The results of this hat trick of observations were presented by Drs. Jorge A. Combi, Gustavo E. Romero and P. Benaglia of Instituto Argentino de Radioastronomia; and Dr. Justin L. Jonas of Rhodes University in South Africa.

The origin of cosmic rays remains a long-standing mystery in contemporary astrophysics. Scientists suspect that cosmic rays - essentially atomic particles that bombard the earth at nearly light speed - are hurled through space to such great speeds by the shock waves of exploding stars, called supernovae.

Earlier observations have shown supernovae to produce cosmic ray electrons. Today's results, however, provide the first observational evidence of supernovae producing cosmic ray protons, which are a hundred times more common and a much heavier form of cosmic ray.

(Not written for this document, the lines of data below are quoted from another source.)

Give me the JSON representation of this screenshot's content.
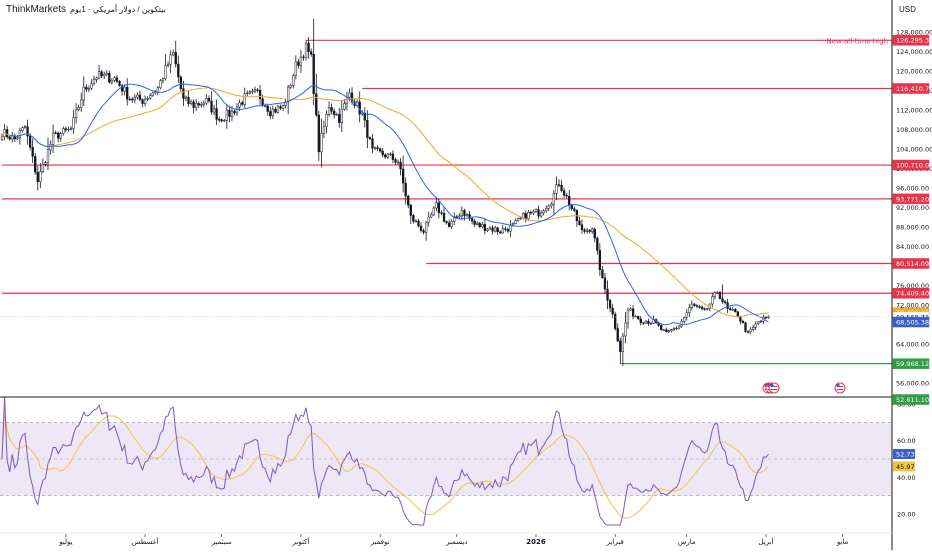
{
  "header": {
    "brand": "ThinkMarkets",
    "subtitle": "بيتكوين / دولار أمريكي · 1يوم"
  },
  "currency": "USD",
  "colors": {
    "up": "#131722",
    "down": "#131722",
    "ma_fast": "#2962ff",
    "ma_slow": "#f5a623",
    "level": "#e8334a",
    "support": "#2e9e46",
    "rsi": "#7e57c2",
    "rsi_ma": "#f5c342",
    "rsi_band": "#ede7f6",
    "grid": "#ffffff"
  },
  "chart_data": {
    "type": "candlestick",
    "price_axis": {
      "ticks": [
        "128,000.00",
        "124,000.00",
        "120,000.00",
        "116,000.00",
        "112,000.00",
        "108,000.00",
        "104,000.00",
        "100,000.00",
        "96,000.00",
        "92,000.00",
        "88,000.00",
        "84,000.00",
        "80,000.00",
        "76,000.00",
        "72,000.00",
        "68,000.00",
        "64,000.00",
        "60,000.00",
        "56,000.00"
      ],
      "tick_values": [
        128000,
        124000,
        120000,
        116000,
        112000,
        108000,
        104000,
        100000,
        96000,
        92000,
        88000,
        84000,
        80000,
        76000,
        72000,
        68000,
        64000,
        60000,
        56000
      ]
    },
    "time_axis": [
      "يوليو",
      "أغسطس",
      "سبتمبر",
      "أكتوبر",
      "نوفمبر",
      "ديسمبر",
      "2026",
      "فبراير",
      "مارس",
      "أبريل",
      "مايو"
    ],
    "time_axis_idx": [
      25,
      56,
      86,
      117,
      148,
      178,
      209,
      240,
      268,
      299,
      329
    ],
    "price_labels": [
      {
        "text": "126,295.32",
        "value": 126295.32,
        "kind": "level"
      },
      {
        "text": "116,410.74",
        "value": 116410.74,
        "kind": "level"
      },
      {
        "text": "100,710.00",
        "value": 100710.0,
        "kind": "level"
      },
      {
        "text": "93,771.20",
        "value": 93771.2,
        "kind": "level"
      },
      {
        "text": "80,514.09",
        "value": 80514.09,
        "kind": "level"
      },
      {
        "text": "74,409.40",
        "value": 74409.4,
        "kind": "level"
      },
      {
        "text": "70,409.09",
        "value": 70409.09,
        "kind": "ma_slow"
      },
      {
        "text": "69,568.71",
        "value": 69568.71,
        "kind": "price"
      },
      {
        "text": "68,505.38",
        "value": 68505.38,
        "kind": "ma_fast"
      },
      {
        "text": "59,968.12",
        "value": 59968.12,
        "kind": "support"
      },
      {
        "text": "52,611.10",
        "value": 52611.1,
        "kind": "support"
      }
    ],
    "levels": [
      {
        "value": 126295.32,
        "from_idx": 119,
        "color": "level",
        "annotation": "New all-time high"
      },
      {
        "value": 116410.74,
        "from_idx": 141,
        "color": "level"
      },
      {
        "value": 100710.0,
        "from_idx": 0,
        "color": "level"
      },
      {
        "value": 93771.2,
        "from_idx": 0,
        "color": "level"
      },
      {
        "value": 80514.09,
        "from_idx": 166,
        "color": "level"
      },
      {
        "value": 74409.4,
        "from_idx": 0,
        "color": "level"
      },
      {
        "value": 59968.12,
        "from_idx": 242,
        "color": "support"
      }
    ],
    "anchors": [
      [
        0,
        107500
      ],
      [
        5,
        106000
      ],
      [
        9,
        108500
      ],
      [
        14,
        97500
      ],
      [
        20,
        106500
      ],
      [
        27,
        108000
      ],
      [
        32,
        116000
      ],
      [
        37,
        119000
      ],
      [
        44,
        118500
      ],
      [
        50,
        114500
      ],
      [
        55,
        114000
      ],
      [
        61,
        116500
      ],
      [
        65,
        121500
      ],
      [
        67,
        123500
      ],
      [
        71,
        114000
      ],
      [
        75,
        113000
      ],
      [
        80,
        113800
      ],
      [
        85,
        110200
      ],
      [
        90,
        111500
      ],
      [
        95,
        114500
      ],
      [
        100,
        115500
      ],
      [
        105,
        111800
      ],
      [
        110,
        112500
      ],
      [
        115,
        121000
      ],
      [
        119,
        124800
      ],
      [
        121,
        122500
      ],
      [
        124,
        104000
      ],
      [
        128,
        113000
      ],
      [
        132,
        110300
      ],
      [
        136,
        115500
      ],
      [
        141,
        111000
      ],
      [
        145,
        103500
      ],
      [
        150,
        102800
      ],
      [
        155,
        101500
      ],
      [
        160,
        90000
      ],
      [
        165,
        87200
      ],
      [
        170,
        92300
      ],
      [
        175,
        88000
      ],
      [
        180,
        91500
      ],
      [
        185,
        88500
      ],
      [
        190,
        87900
      ],
      [
        195,
        87200
      ],
      [
        200,
        88200
      ],
      [
        205,
        90500
      ],
      [
        210,
        91000
      ],
      [
        215,
        93500
      ],
      [
        218,
        97100
      ],
      [
        222,
        93000
      ],
      [
        227,
        87000
      ],
      [
        231,
        88000
      ],
      [
        235,
        77000
      ],
      [
        239,
        70000
      ],
      [
        242,
        62700
      ],
      [
        245,
        71000
      ],
      [
        250,
        69000
      ],
      [
        255,
        68500
      ],
      [
        260,
        66000
      ],
      [
        265,
        67800
      ],
      [
        270,
        72000
      ],
      [
        275,
        70500
      ],
      [
        280,
        74800
      ],
      [
        284,
        71000
      ],
      [
        288,
        70000
      ],
      [
        292,
        66000
      ],
      [
        296,
        68500
      ],
      [
        300,
        69568
      ]
    ],
    "ma_fast": {
      "value": 68505.38
    },
    "ma_slow": {
      "value": 70409.09
    },
    "rsi": {
      "axis_ticks": [
        "80.00",
        "60.00",
        "40.00",
        "20.00"
      ],
      "axis_values": [
        80,
        60,
        40,
        20
      ],
      "upper": 70,
      "lower": 30,
      "mid": 50,
      "current": 52.73,
      "current_text": "52.73",
      "ma": 45.97,
      "ma_text": "45.97"
    },
    "bars": 300
  }
}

"Most of cosmic rays that reach the Earth are protons, not electrons," said Combi. "Are these protons also accelerated in supernova remnants? The evidence has been elusive up to now."

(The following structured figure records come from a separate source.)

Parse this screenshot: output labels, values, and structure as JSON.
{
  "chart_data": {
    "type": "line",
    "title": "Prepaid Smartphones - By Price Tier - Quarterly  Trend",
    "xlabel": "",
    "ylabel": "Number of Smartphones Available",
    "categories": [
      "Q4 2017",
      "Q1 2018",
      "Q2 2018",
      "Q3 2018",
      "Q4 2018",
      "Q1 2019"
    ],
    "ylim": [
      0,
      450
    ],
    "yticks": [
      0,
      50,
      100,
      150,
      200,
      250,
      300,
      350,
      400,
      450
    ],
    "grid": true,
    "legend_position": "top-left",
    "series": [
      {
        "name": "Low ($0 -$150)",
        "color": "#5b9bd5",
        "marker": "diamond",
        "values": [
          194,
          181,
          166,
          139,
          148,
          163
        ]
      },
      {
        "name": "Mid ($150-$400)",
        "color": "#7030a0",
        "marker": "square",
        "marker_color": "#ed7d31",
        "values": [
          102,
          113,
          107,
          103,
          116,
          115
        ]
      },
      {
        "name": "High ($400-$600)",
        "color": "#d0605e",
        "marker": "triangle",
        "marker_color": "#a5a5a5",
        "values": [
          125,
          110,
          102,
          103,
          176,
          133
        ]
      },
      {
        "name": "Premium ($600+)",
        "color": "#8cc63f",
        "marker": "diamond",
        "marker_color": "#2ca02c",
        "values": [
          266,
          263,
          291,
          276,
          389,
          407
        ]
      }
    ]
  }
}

The first step in addressing this cosmic mystery was finding the undiscovered supernova remnant. A supernova remnant is the hot gaseous remains of a star explosion. Using the Hartbeesthoek radio telescope in Krugersdorp, South Africa, the astronomers spotted the yet-unnamed remnant within our galaxy about 1,600 light years from Earth. The remnant, produced from a supernova explosion 15,000 years ago, is large yet weak, according to Combi. Its faint radio waves were buried in the background radio emission from the Milky Way and thus went unnoticed until now. The technique used to "remove" the diffuse radiation that veiled the supernova remnant is a feat in its own right.

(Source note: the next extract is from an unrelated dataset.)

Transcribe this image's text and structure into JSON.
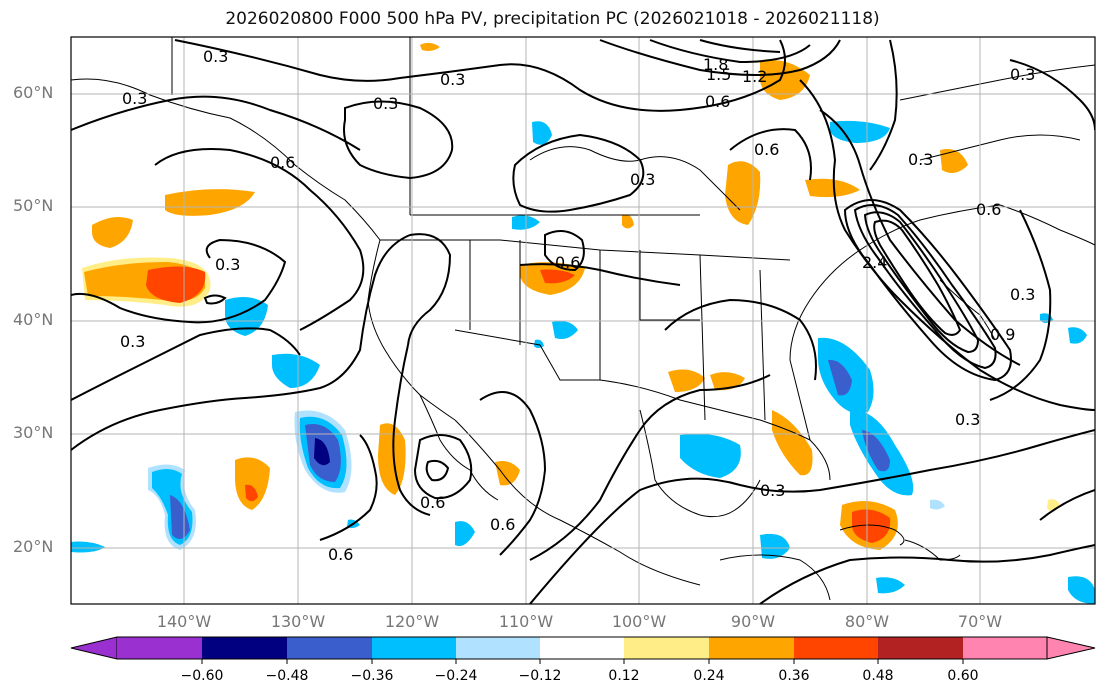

The astronomers next noticed that the position of the supernova remnant was close to two - and maybe three - unidentified gamma-ray sources in the Third EGRET Catalog, issued earlier this year. EGRET is one of four instruments aboard the Compton Gamma Ray Observatory and was built at NASA/Goddard. The type of gamma-ray radiation that the astronomers observed with EGRET could only be produced by protons colliding with other protons. This collision produces a short-lived sub-atomic particle called a neutral pion and a subsequent burst of energy in the form of two gamma-ray photons.

"We think that the gamma-rays are produced when the protons locally accelerated in the supernova remnant collide with cloud atoms producing copious pions, which decay and yield [gamma-ray] photons in the EGRET energy range," said Romero.

In other words, the astronomers suggest that protons floating in the interstellar medium were accelerated to high speeds by the supernova shock. These protons collided with other protons in a nearby atomic cloud of hydrogen gas and produced the observed gamma rays.

Such a situation was theoretically predicted some years ago by Felix Aharonian at the Max Planck Institute for Extraterrestrial Physics, as well as by other scientists. The simultaneous detection of a supernova remnant, atomic clouds and EGRET sources has remained evasive until now.

According to Romero, the newly discovered supernova "will surely constitute an outstanding natural laboratory for testing our ideas on the origin of cosmic rays in the years to come. Since we can determine the spectral shape of both the electron and proton cosmic rays in the source, we can now compare the relative efficiency of the acceleration mechanism and infer physical conditions in the supernova remnant."